At a contentious meeting of the Florida Senate’s Committee on Community Affairs Tuesday, Martin lamented that Florida cities have removed memorials that “have stood for hundreds of years.” He argued, “I should be able to see that and not have some city council [that] happens to represent 2,000 people [living near] that memorial or monument infringe on my right [to enjoy] Florida history.”

Martin insisted that his measure protects generic memorials, not just the confederate kind. But everyone in the hearing room knew that the bill was a reaction to Florida’s ongoing confederate monuments controversy.

Conservative Republicans were particularly outraged after Jacksonville evicted statues of a rebel soldier and “Women of the Southern Confederacy” from city parks in 2020 and 2023.

“This is cancel culture,” complained Republican state Rep. Dean Black, who is sponsoring a companion monuments bill in the House of Representatives. “What we are trying to do is right the wrongs of cancel culture.”

History will note it was actually generals Grant and Sherman who canceled the confederates.

The hearing was just another skirmish in the culture wars, with MAGA World’s disquieting regard for the Old Confederacy bubbling just beneath the surface.

When it came time for public comment, most of the speakers opposed SB 1122. Didn’t matter. Republicans dominate the committee.

But then a couple of aging, angry neo-confederates took the fun out of winning. They blurted such intemperate remarks, they sabotaged their own cause. One of them declared the removal of confederate memorials was “part of the cultural war being waged against white society.” The other invoked “white nationalism” and called opponents of Martin’s bill “Black Lives Matter communists.”

Republican committee members were chagrined to hear the subtext of SB 1122 uttered aloud. “You are the reason I’m vacillating on whether or not to even vote yes, because it would look like I endorse your hatred,” Sen. Jennifer Bradley of Fleming Island told the grumpy old men. “And I do not.”

Of course, neither Bradley nor the other committee Republicans were chagrined enough to vote against the bill. All voted for it, and the living descendants of slaves discovered that they were less important to the Republican majority than long-dead defenders of slavery. The three Democratic committee members walked out before the vote, leaving Republicans with a five-to-zip majority and more irony than a preachers’ convention in Vegas.

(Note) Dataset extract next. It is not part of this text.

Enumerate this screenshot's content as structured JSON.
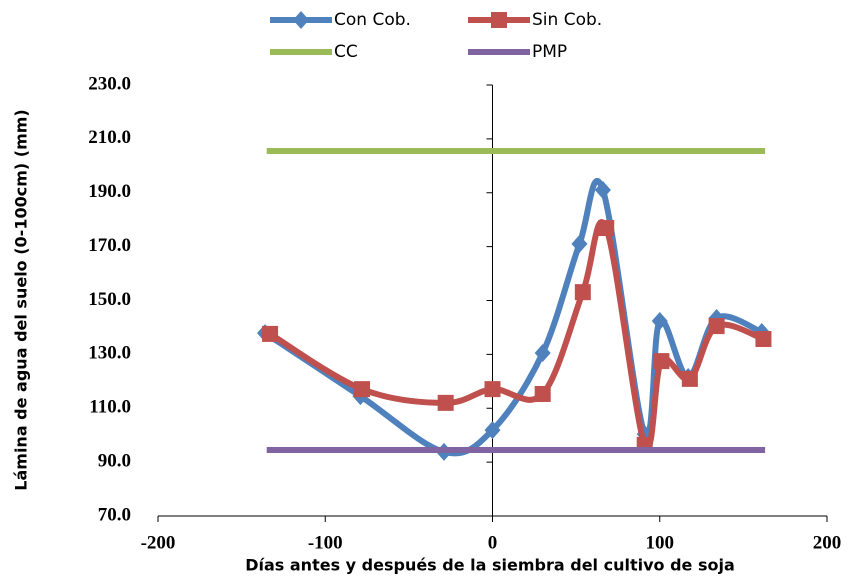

They voted to “preserve history.” The week before, this same Republican majority murdered historic preservation. They approved a shocking bill that would allow the demolition of hundreds of historically significant buildings along the coast. If the structures fail to meet modern construction standards — a sure bet — developers could defile Florida historic districts with shiny new condominiums. Local governments would have no say in the matter.

The same bunch who voted to save historic monuments honoring confederate traitors didn’t give a damn about saving historic structures in Key West, St. Augustine and Miami Beach.

Speaking of history, the Republican legislative supermajority mandated a rewrite of history textbooks to include the supposed benefits of slavery. Seems like history might not be their best subject.

Perversely, SB 1122’s chances for passage were damaged by the bill’s most fervent supporters. The ugly white supremacist language coming from the two aging neo-confederates appalled Senate President Kathleen Passidomo. She called their performance, “abhorrent behavior.”

Though the monuments bill has been approved by two senate committees, the disgusted Passidomo suggested that she might keep the bill from getting a floor vote. The racist rants of the old reprobates might save Florida from another idiot skirmish in the war on woke.

The hearing on SB 1122 made it clear that Florida needs more than 160 years to vanquish its confederate legacy.